Improve Recipe Performance
In CRM Analytics, the amount of data added to a recipe impacts how fast Data Prep can preview the data and run the recipe. To improve performance, consider these tips.
- Extract Only the Data Required—In the input nodes, extract data from only the
columns you need for your visualizations or computations. If needed, you can add more
columns to an input node later. To add a column, in the input node, click
Change columns.

- Minimize the Number of Joins—Joins are expensive operations. To optimize recipe performance, reduce the number of join nodes whenever possible. The impact each join operation has on performance varies based on the type of join, the relationship between the join keys, and the number of rows the recipe processes. Also, watch out for exploding joins where the join produces more records than the right or left sources. See Considerations When Using Joins.
- Minimize the Number of Transformations—A recipe with large numbers of transform nodes or transformations in a transform node takes longer to preview and run. Generally, don’t include more than 250 transformations in a recipe. For recipes requiring many transformations, split them into multiple transform nodes. For recipes requiring lots of transform nodes, break them up into smaller recipes if possible.
- Reduce the Number of Multivalue Columns—The size of a multivalue column can grow quickly. For example, if you have 100 multivalue columns and each column stores 1 GB of data, the recipe has to process 100 GB per row. To address this issue, minimize the number of multivalue columns and the width of each multivalue column. For instance, to define a security predicate based on multiple users, build a multivalue column based on groups instead of users. For instance, instead of adding 50 user IDs to a multivalue column, add their group IDs to use a shorter column width.
- Use a computeExpression Transformation to Aggregate Multiple Criteria— You can
use multiple filters and aggregates to accomplish an “aggregate with where clause”,
something like this:

However, this method doesn’t perform well. Instead, use a computeExpression transformation to create columns to represent the filters.
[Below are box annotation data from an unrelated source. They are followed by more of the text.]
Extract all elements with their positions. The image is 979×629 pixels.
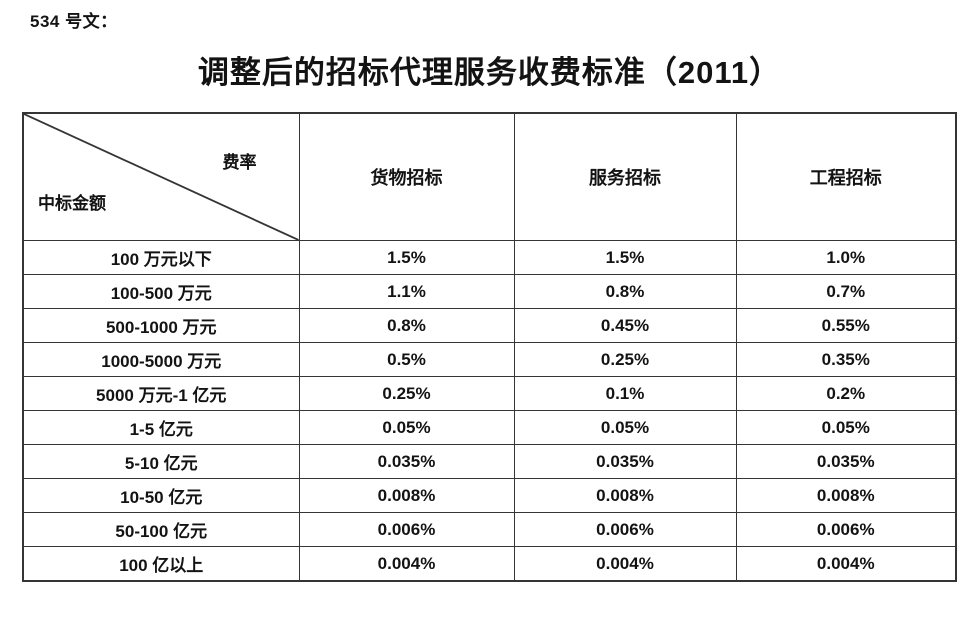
- rate-cell: 0.25%: [513, 342, 737, 377]
- table-row: 1000-5000 万元 0.5% 0.25% 0.35%: [22, 342, 957, 377]
- column-header-services: 服务招标: [513, 112, 737, 241]
- row-label: 1000-5000 万元: [22, 342, 300, 377]
- table-row: 1-5 亿元 0.05% 0.05% 0.05%: [22, 410, 957, 445]
- table-row: 500-1000 万元 0.8% 0.45% 0.55%: [22, 308, 957, 343]
- row-label: 500-1000 万元: [22, 308, 300, 343]
- rate-cell: 0.004%: [513, 546, 737, 582]
- table-row: 100 万元以下 1.5% 1.5% 1.0%: [22, 240, 957, 275]
- table-header-row: 费率 中标金额 货物招标 服务招标 工程招标: [22, 112, 957, 241]
- rate-cell: 0.55%: [735, 308, 957, 343]
- rate-cell: 0.35%: [735, 342, 957, 377]
- rate-cell: 0.25%: [298, 376, 515, 411]
- corner-label-rate: 费率: [222, 153, 257, 172]
- column-header-engineering: 工程招标: [735, 112, 957, 241]
- rate-cell: 0.1%: [513, 376, 737, 411]
- table-row: 5-10 亿元 0.035% 0.035% 0.035%: [22, 444, 957, 479]
- row-label: 100-500 万元: [22, 274, 300, 309]
- rate-cell: 0.006%: [513, 512, 737, 547]
- row-label: 50-100 亿元: [22, 512, 300, 547]
- rate-cell: 0.7%: [735, 274, 957, 309]
- row-label: 10-50 亿元: [22, 478, 300, 513]
- rate-cell: 1.5%: [513, 240, 737, 275]
- rate-cell: 0.004%: [735, 546, 957, 582]
- row-label: 1-5 亿元: [22, 410, 300, 445]
- rate-cell: 0.05%: [298, 410, 515, 445]
- rate-cell: 0.035%: [513, 444, 737, 479]
- corner-label-amount: 中标金额: [38, 194, 106, 213]
- rate-cell: 0.008%: [513, 478, 737, 513]
- row-label: 100 万元以下: [22, 240, 300, 275]
- rate-cell: 0.006%: [735, 512, 957, 547]
- page-title: 调整后的招标代理服务收费标准（2011）: [197, 55, 782, 90]
- corner-header-cell: 费率 中标金额: [22, 112, 300, 241]
- column-header-goods: 货物招标: [298, 112, 515, 241]
- row-label: 5-10 亿元: [22, 444, 300, 479]
- table-row: 50-100 亿元 0.006% 0.006% 0.006%: [22, 512, 957, 547]
- fee-rate-table: 费率 中标金额 货物招标 服务招标 工程招标 100 万元以下 1.5% 1.5…: [22, 112, 957, 582]
- rate-cell: 0.8%: [513, 274, 737, 309]
- row-label: 5000 万元-1 亿元: [22, 376, 300, 411]
- rate-cell: 1.0%: [735, 240, 957, 275]
- rate-cell: 0.5%: [298, 342, 515, 377]
- table-row: 5000 万元-1 亿元 0.25% 0.1% 0.2%: [22, 376, 957, 411]
- rate-cell: 1.5%: [298, 240, 515, 275]
- table-row: 100-500 万元 1.1% 0.8% 0.7%: [22, 274, 957, 309]
- table-row: 10-50 亿元 0.008% 0.008% 0.008%: [22, 478, 957, 513]
- document-number-label: 534 号文：: [30, 12, 118, 31]
- rate-cell: 1.1%: [298, 274, 515, 309]
- rate-cell: 0.004%: [298, 546, 515, 582]
- row-label: 100 亿以上: [22, 546, 300, 582]
- rate-cell: 0.2%: [735, 376, 957, 411]
- rate-cell: 0.8%: [298, 308, 515, 343]
- rate-cell: 0.008%: [735, 478, 957, 513]
- rate-cell: 0.45%: [513, 308, 737, 343]
- rate-cell: 0.008%: [298, 478, 515, 513]
- diagonal-divider-line: [24, 114, 299, 240]
- rate-cell: 0.006%: [298, 512, 515, 547]
- rate-cell: 0.035%: [298, 444, 515, 479]
- table-row: 100 亿以上 0.004% 0.004% 0.004%: [22, 546, 957, 582]
- rate-cell: 0.035%: [735, 444, 957, 479]
- rate-cell: 0.05%: [513, 410, 737, 445]
- rate-cell: 0.05%: [735, 410, 957, 445]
The aggregate node then uses the columns created for each set.

- Don’t Use Compute Relative for Aggregation—Although compute relative supports aggregation, it doesn’t perform well when aggregating data. Use an aggregate node instead.
- Don’t Use Filter Nodes for Conditional Logic—To implement conditional logic, use if or case statements in an SQL expression.
Simplify Editing Large Recipes
Increase your speed when building large recipes with these tips.
- Organize a Graph with the Cleanup Button—Introduce structure to a graph with
the cleanup button. Cleanup organizes the node branches horizontally, with inputs on the
left and outputs on the right, minimizes the overlaps, and shortens connections as much
as possible.

- Speed Up Tasks with Keyboard Shortcuts—Use keyboard shortcuts instead of a mouse to work with elements in a graph.
- Change Your Perspective with Zoom—Zoom out to see all the nodes in your graph,
or zoom in for greater detail. Click the percent zoomed to expand or shrink the zoom controls.

Streamline and Improve Data Sync
- Update Data Using Incremental Sync—To get your data faster, run syncs in
incremental mode after synchronizing your data with a full sync. However, not all
objects support incremental mode.
If you’re concerned about drift, use the Periodic Full Sync option to benefit from incremental sync for most updates.
- Use Connections to Group Objects for Scheduling—To sync objects that are inputs to a dataflow or recipe, group the objects in a connection. You can then schedule syncing the connection rather than the individual objects.
- Reduce the Number of Fields Being Synced—To improve the performance of your data syncs, remove the fields you don’t need in the synchronized data. Keep the field count below 100 because performance optimizations are less effective when syncing more than 100 columns.
- Don’t Refresh Your Data More Than You Need To—Consider how often your users must see updated data for each dataset. Schedule associated data syncs and recipes to run only when required.
- Keep Within the External Data Sync Inbound Connector Limit—This limit is per
run, there is no limit on the number or frequency of inbound connector runs. To stay
within the per run limit:
- Create a view on the remote system and use that in the connection.
- Set up the remote system to publish changed or incremental data since the last run. This approach also enables a faster sync because it’s not moving all the data during every run. Use recipes to append incremental data to the local dataset.